PDF(Pubmed)
Abstract:
Serum amyloid A (SAA) is a highly conserved acute-phase protein that plays roles in activating multiple pro-inflammatory pathways during the acute inflammatory response and is commonly used as a biomarker of inflammation. It has been linked to beneficial roles in tissue repair through improved clearance of lipids and cholesterol from sites of damage. In patients with chronic inflammatory diseases, elevated levels of SAA may contribute to increased severity of the underlying condition. The majority of circulating SAA is bound to lipoproteins, primarily high-density lipoprotein (HDL). Interaction with HDL not only stabilizes SAA but also alters its functional properties, likely through altered accessibility of protein-protein interaction sites on SAA. While high-resolution structures for lipid-free, or apo-, forms of SAA have been reported, their relationship with the HDL-bound form of the protein, and with other possible mechanisms of SAA binding to lipids, has not been established.
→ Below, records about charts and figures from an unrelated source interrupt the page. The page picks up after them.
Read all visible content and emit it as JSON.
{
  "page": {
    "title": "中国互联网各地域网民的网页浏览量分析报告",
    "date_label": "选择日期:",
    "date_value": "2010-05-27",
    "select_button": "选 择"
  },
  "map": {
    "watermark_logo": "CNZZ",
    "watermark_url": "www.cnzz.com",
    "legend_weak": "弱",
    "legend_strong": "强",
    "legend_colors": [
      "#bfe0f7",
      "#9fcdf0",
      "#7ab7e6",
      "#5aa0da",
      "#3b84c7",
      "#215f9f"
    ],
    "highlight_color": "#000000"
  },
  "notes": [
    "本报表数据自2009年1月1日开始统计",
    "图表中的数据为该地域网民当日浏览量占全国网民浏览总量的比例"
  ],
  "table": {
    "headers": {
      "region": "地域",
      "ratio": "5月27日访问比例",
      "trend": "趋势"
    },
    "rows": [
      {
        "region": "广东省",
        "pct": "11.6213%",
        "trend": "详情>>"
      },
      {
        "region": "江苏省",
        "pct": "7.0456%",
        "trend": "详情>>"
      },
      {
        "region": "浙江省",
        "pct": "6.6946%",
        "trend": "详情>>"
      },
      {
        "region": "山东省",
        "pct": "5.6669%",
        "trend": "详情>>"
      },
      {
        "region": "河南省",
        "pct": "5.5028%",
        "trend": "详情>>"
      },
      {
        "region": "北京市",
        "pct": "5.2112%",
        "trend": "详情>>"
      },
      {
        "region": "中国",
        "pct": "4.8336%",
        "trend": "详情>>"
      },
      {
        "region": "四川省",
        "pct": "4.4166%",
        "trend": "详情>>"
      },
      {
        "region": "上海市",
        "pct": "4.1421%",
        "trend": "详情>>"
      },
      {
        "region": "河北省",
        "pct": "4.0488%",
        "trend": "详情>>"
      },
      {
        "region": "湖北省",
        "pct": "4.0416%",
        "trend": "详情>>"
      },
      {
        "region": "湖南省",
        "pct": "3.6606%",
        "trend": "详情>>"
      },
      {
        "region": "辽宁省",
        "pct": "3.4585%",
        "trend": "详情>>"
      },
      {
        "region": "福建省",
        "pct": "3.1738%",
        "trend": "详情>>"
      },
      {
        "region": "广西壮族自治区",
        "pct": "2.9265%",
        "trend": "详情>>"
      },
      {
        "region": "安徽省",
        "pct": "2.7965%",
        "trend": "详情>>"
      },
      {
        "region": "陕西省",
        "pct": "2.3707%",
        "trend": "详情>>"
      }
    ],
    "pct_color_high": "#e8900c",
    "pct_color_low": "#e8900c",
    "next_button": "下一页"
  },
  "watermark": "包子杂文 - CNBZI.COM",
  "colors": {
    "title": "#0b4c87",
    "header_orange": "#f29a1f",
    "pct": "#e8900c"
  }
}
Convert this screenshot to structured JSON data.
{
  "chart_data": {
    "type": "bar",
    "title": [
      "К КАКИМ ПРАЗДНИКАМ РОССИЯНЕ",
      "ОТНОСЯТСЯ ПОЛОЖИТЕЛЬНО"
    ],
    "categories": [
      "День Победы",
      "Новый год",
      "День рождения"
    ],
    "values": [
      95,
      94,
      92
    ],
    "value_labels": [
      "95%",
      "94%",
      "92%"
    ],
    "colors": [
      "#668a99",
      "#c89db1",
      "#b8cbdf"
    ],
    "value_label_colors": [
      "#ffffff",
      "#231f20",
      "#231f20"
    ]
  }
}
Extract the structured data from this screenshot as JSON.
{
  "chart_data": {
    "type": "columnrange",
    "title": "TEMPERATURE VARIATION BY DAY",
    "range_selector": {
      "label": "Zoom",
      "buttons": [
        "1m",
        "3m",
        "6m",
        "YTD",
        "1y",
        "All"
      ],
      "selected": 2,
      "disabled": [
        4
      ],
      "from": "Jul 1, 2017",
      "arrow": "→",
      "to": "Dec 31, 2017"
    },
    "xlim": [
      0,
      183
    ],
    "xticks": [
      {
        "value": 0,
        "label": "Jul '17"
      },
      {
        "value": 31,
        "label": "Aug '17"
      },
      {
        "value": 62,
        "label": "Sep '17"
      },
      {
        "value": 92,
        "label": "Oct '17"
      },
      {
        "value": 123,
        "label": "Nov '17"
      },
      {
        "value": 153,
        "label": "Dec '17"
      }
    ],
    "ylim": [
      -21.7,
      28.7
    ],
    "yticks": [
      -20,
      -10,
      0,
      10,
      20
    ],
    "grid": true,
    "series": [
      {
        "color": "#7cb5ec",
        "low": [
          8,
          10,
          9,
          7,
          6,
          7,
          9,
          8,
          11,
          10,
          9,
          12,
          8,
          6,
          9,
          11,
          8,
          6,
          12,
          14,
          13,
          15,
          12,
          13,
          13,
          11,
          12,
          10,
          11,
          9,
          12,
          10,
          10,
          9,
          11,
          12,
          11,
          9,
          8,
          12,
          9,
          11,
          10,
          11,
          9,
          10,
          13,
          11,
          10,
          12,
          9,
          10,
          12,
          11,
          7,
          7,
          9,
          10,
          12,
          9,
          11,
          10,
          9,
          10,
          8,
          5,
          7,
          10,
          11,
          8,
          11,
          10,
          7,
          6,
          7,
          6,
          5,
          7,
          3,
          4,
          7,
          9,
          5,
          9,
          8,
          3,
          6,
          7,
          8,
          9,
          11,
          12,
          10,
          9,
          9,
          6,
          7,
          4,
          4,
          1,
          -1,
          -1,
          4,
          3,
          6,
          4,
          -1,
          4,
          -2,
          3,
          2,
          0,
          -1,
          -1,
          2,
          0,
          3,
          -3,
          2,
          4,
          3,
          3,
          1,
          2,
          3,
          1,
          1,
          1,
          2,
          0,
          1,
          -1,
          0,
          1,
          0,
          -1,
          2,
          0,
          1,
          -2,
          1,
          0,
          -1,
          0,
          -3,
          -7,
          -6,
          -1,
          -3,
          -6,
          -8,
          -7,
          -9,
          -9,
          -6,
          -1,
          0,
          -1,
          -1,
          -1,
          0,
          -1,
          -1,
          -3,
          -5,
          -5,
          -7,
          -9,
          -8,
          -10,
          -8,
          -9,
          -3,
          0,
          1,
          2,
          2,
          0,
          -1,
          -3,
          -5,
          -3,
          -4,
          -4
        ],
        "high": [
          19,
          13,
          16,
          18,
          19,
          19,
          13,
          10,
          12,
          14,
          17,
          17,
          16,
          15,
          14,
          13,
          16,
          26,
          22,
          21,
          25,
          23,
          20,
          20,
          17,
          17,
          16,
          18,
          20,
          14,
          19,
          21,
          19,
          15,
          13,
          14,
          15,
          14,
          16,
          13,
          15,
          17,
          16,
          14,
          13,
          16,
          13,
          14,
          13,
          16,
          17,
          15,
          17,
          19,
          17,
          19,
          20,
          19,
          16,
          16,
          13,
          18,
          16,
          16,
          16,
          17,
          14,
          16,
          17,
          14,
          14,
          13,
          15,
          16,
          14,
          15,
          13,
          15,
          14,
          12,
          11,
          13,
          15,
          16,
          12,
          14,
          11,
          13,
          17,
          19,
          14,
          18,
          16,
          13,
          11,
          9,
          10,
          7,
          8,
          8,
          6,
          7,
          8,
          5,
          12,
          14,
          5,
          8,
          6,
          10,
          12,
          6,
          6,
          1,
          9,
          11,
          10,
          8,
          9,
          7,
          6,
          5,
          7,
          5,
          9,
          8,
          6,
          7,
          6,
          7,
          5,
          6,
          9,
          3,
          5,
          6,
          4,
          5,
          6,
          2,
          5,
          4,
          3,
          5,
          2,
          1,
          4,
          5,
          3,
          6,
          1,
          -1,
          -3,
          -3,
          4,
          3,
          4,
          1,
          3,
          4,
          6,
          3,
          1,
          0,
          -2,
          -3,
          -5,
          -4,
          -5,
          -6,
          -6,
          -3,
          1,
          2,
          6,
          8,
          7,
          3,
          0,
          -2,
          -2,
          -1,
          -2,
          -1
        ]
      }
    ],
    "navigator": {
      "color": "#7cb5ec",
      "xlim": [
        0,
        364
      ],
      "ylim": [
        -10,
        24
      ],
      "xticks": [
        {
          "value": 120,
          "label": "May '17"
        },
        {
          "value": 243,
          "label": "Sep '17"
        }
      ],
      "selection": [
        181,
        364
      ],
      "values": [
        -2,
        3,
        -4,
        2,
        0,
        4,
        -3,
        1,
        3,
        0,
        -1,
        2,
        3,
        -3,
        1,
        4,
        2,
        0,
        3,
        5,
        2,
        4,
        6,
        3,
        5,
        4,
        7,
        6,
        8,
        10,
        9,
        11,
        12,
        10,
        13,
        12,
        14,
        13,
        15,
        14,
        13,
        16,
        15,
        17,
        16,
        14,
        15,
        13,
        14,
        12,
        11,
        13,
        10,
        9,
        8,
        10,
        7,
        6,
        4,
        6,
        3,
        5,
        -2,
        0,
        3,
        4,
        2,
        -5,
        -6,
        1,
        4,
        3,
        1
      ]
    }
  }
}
Here, we have used multiple biophysical techniques, including SAXS, TEM, SEC-MALS, native gel electrophoresis, glutaraldehyde crosslinking, and trypsin digestion to characterize the lipid-free and lipid-bound forms of SAA. The SAXS and TEM data show the presence of soluble octamers of SAA with structural similarity to the ring-like structures reported for lipid-free ApoA-I. These SAA octamers represent a previously uncharacterized structure for lipid-free SAA and are capable of scaffolding lipid nanodiscs with similar morphology to those formed by ApoA-I. The SAA-lipid nanodiscs contain four SAA molecules and have similar exterior dimensions as the lipid-free SAA octamer, suggesting that relatively few conformational rearrangements may be required to allow SAA interactions with lipid-containing particles such as HDL. This study suggests a new model for SAA-lipid interactions and provides new insight into how SAA might stabilize protein-lipid nanodiscs or even replace ApoA-I as a scaffold for HDL particles during inflammation.
摘要:
血清淀粉样蛋白A(SAA)是一种高度保守的急性期蛋白,在急性炎症反应期间在激活多种促炎途径中起作用,通常用作炎症的生物标志物。通过改善脂质和胆固醇从损伤部位的清除,它与组织修复中的有益作用有关。在慢性炎症性疾病患者中,SAA水平升高可能导致基础疾病的严重程度增加.大多数循环SAA与脂蛋白结合,主要是高密度脂蛋白(HDL)。与HDL的相互作用不仅稳定了SAA,而且改变了其功能特性,可能是通过改变SAA上蛋白质-蛋白质相互作用位点的可及性。虽然高分辨率结构的无脂,或apo-,已经报道了SAA的形式,它们与HDL结合形式的蛋白质的关系,以及SAA与脂质结合的其他可能机制,尚未建立。这里,我们使用了多种生物物理技术,包括SAXS,TEM,SEC-MALS,天然凝胶电泳,戊二醛交联,和胰蛋白酶消化以表征SAA的无脂质和脂质结合形式。SAXS和TEM数据显示存在SAA的可溶性八聚体,其结构与无脂ApoA-I报道的环状结构相似。这些SAA八聚体代表无脂质SAA的先前未表征的结构,并且能够支架具有与ApoA-I形成的相似形态的脂质纳米盘。SAA-脂质纳米盘包含四个SAA分子,并且具有与无脂质SAA八聚体相似的外部尺寸,这表明,可能需要相对较少的构象重排来允许SAA与含有脂质的颗粒如HDL相互作用。这项研究提出了SAA-脂质相互作用的新模型,并提供了关于SAA如何稳定蛋白质-脂质纳米盘或甚至取代ApoA-I作为炎症期间HDL颗粒的支架的新见解。